The traditional role of the universities has always been for centuries to provide the professional training for high-level jobs by teaching appropriate disciplines and help increase the body of theoretical knowledge as well as its application to practical problems by conducting research. However, in the late 1970s and early 1980s some progressive thinkers like Derek Bok, then-president of Harvard University and author of books on the subject of higher education, wanted to transform universities from being underutilized weapon in the battle for industrial competitiveness and regional growth to institutions with civic duty to ally itself closely with industry to improve productivity. This message revolutionized universities around the world to design research centres with the focus to attract corporate funding and technology transfer facilities and centres for excellence became the pre-eminent research-to-commercialize vehicles that offer enormous financial benefits.

 

The concept of applied research was not new to the universities but it was redefined to promote increasing role of universities for taking risk, being innovative, securing highly specialized knowledge, and becoming transdisciplinary to meet major challenges of society. This led to the creation of science parks, incubators, and spin offs all over the map, attracting billions of dollars in corporate and government funding and producing countless success stories around the world. At the same time, unfortunately, this gigantic success became subject to criticism and raised some concerns. Richard Florida in his article, The Role of University: Leveraging Talent, No Technology, presented views of the stakeholders who had expressed concerns about the impact of the success. Accordingly:

  • University: It was suggested that universities may well have gone too far as academics and university official were becoming increasingly concerned that greater involvement in university research is causing a shift from fundamental science to more applied work;
  • Industry: Industry, meanwhile, is growing upset over universities’ increasingly aggressive attempts to profit from industry-funded research, through intellectual property rights; and
  • Government: State and local governments are becoming disillusioned that universities are not sparking the kind of regional growth seen in the classic success stories of Stanford University and Silicon Valley in California and of MIT and the Route 128 beltway around Boston.

 

In spite of growing concerns, the academic culture of the universities – geared towards production of knowledge, scientific excellence, academic freedom, and free dissemination of results – continues to change to the business culture – geared towards production of wealth, profitability, and application of results.

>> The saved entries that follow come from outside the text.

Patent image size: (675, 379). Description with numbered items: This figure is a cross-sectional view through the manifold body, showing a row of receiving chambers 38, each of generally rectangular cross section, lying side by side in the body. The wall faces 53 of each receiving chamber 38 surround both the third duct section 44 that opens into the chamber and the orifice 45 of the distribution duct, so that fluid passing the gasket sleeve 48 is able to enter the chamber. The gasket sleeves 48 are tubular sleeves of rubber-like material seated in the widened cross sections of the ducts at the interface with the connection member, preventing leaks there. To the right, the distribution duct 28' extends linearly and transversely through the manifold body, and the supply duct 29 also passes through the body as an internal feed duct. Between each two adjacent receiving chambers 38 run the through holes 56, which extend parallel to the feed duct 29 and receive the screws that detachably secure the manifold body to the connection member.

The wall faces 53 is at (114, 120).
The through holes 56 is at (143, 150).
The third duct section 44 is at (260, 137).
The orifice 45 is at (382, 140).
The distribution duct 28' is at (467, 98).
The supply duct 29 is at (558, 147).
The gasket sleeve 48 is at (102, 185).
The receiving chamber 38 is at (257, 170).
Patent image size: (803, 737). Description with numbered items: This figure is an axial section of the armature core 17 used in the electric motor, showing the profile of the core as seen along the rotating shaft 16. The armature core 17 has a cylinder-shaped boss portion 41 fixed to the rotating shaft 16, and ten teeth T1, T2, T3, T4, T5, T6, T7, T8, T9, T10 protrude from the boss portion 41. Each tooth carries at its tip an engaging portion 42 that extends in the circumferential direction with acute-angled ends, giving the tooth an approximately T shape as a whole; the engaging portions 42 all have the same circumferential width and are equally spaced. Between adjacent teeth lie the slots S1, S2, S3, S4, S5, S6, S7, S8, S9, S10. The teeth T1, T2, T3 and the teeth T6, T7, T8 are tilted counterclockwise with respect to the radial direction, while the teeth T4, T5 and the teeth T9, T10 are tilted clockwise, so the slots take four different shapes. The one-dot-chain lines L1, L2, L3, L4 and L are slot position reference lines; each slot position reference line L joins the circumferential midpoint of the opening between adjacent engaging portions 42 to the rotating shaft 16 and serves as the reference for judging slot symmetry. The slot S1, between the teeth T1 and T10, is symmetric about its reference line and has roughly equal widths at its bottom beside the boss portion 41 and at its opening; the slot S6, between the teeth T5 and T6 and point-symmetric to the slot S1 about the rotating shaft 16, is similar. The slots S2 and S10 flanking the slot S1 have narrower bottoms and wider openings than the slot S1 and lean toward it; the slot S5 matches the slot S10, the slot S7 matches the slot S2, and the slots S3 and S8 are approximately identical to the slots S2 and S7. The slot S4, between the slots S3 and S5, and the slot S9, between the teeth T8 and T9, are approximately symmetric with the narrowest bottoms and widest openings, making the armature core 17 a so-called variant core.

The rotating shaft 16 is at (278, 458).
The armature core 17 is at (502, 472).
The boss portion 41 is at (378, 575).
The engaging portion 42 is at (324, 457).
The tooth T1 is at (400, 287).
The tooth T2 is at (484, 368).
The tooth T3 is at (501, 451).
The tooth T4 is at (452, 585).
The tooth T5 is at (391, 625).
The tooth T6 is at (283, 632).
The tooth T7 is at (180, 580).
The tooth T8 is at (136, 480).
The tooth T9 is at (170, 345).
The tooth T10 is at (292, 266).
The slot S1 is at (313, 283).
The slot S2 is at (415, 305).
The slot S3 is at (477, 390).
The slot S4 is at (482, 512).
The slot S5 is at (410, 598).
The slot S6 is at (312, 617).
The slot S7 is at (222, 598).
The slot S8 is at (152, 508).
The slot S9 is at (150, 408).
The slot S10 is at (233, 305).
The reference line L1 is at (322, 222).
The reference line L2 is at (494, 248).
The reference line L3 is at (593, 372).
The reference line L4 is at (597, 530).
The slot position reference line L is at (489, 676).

Consequently, successful universities are moving away from a government-controlled business model to towards increased autonomy but difference in nature and magnitude of changes.

 

A Review of the UK’s Nuclear R&D Capability, a recent report prepared by the Dalton Nuclear Institute (University of Manchester) along with other sponsoring organizations, projected a market valued at around £600 billion for new nuclear build and £250 billion for decommissioning, waste treatment and disposal, the predicted resurgence in the nuclear market over the next 20 years. This indeed represents unparalleled opportunities in the area of nuclear engineering and its associated technologies around the world that should give universities another reason for focusing on using nuclear centres of excellence as vehicles of commercialization to support their business models.